KPK bukan satu-satunya lembaga yang mengalami kemerosotan secara integritas. Banyak lembaga lain seperti Mahkamah Agung, Mahkamah Konstitusi, Bawaslu, KPU dan lainnya terus mengalami kemerosotan serupa.
Mirisnya, lembaga-lembaga yang diharapkan memiliki independensi justru diisi oleh oknum-oknum yang tidak independen, tidak berintegritas, dan memiliki moralitas rendah.
Peristiwa di Mahkamah Konstitusi, misalnya, telah menggemparkan republik ini seperti seakan-akan konstitusi tunduk pada dinasti.
Putusan MK yang memberikan peluang majunya calon presiden dan wakil presiden di bawah 40 tahun bukan hanya menabrak konstitusi. Meminjam istilah Aljazeraa, putusan MK itu juga melahirkan “baby nepo”, nepotisme, dan dinasti politik lahir secara turun temurun dengan menunggangi konstitusi dan demokrasi.
Peristiwa pelanggaran etik yang berujung pada pemberhentian Ketua MK Anwar Usman oleh Majelis Kehormatan Mahkamah Konstitusi (MKM) itu menyadarkan kita bahwa MK sebagai lembaga kehakiman yang mandiri bisa dikendalikan oleh kekuasaan-kekuasaan lain atas dasar nepotisme dan dinasti politik.
Pada akhirnya kita menyadari kerusakan di MK adalah proses pembusukan politik, pembusukan konstitusional, dan sekaligus membusukkan demokrasi.
Demokrasi dan pemilihan langsung yang adil (electoral justice) tidak akan tercapai dalam proses sirkulasi kepemimpinan, sebab proses electoral sudah dimulai dengan cara-cara yang tidak jujur dan adil.
Pada akhirnya kemelut di MK menjadi aib yang terus menjadi problem politik menuju pilpres 2024 nanti.

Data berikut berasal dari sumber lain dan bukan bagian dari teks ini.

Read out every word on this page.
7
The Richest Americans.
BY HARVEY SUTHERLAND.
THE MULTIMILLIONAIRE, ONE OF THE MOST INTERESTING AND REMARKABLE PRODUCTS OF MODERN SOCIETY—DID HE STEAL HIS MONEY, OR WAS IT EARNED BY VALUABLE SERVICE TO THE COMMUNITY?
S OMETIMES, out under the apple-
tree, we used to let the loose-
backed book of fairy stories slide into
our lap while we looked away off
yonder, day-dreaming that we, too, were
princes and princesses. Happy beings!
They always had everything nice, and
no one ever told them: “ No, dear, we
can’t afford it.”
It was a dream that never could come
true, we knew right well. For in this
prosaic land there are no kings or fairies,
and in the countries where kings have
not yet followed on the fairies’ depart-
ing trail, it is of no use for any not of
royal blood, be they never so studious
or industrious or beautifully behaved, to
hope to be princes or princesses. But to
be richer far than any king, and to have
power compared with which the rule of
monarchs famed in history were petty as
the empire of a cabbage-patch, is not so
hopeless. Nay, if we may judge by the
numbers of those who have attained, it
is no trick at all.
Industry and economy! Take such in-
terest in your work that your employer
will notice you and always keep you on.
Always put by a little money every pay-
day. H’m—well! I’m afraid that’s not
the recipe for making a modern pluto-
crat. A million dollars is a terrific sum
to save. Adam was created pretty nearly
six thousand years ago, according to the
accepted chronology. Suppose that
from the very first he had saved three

Kerusakan Konstitusional dengan mempermainkan konstitusi demi kepentingan segelintir orang akan berakhir pada kerusakan sistem demokrasi.
Demokrasi yang berwibawa dan baik adalah demokrasi yang berdiri di atas nilai-nilai etika dan nilai moral yang menjadi panduan kehidupan bernegara.
Pembusukan juga terjadi di Mahkamah Agung. Skandal suap dan jual beli perkara yang menjerat pimpinan Lembaga Kehakiman yang agung itu merobohkan nurani keadilan para pencari keadilan.
Akibatnya, banyak hukuman para koruptor “disunat” oleh hakim-hakim di Mahkamah Agung. Pada akhirnya sulit bagi bangsa ini benar-benar menegakkan hukum dan keadilan.
Setelah Lembaga Kehakiman mengalami pembusukan, kita bergeser ke Penyelenggara Pemilu. KPU maupun Bawaslu sebagai penyelenggara pemilu sering menabrak etika, bahkan dalam batas tertentu merusak tatanan pemilu yang demokratis.
Skandal ketua KPU, misalnya, sebagaimana diakui oleh Hasnaeni, bahwa ada upaya atau pesan yang disampaikan pada dirinya untuk memenangkan calon tertentu.
Bahkan skandal itu terbukti disidang etik DKPP bahwa hubungan (asmara) antara ketua Partai Politik (Hasnaeni) dengan Ketua KPU adalah skandal yang maha dahsyat. Namun di Indonesia berlalu begitu saja.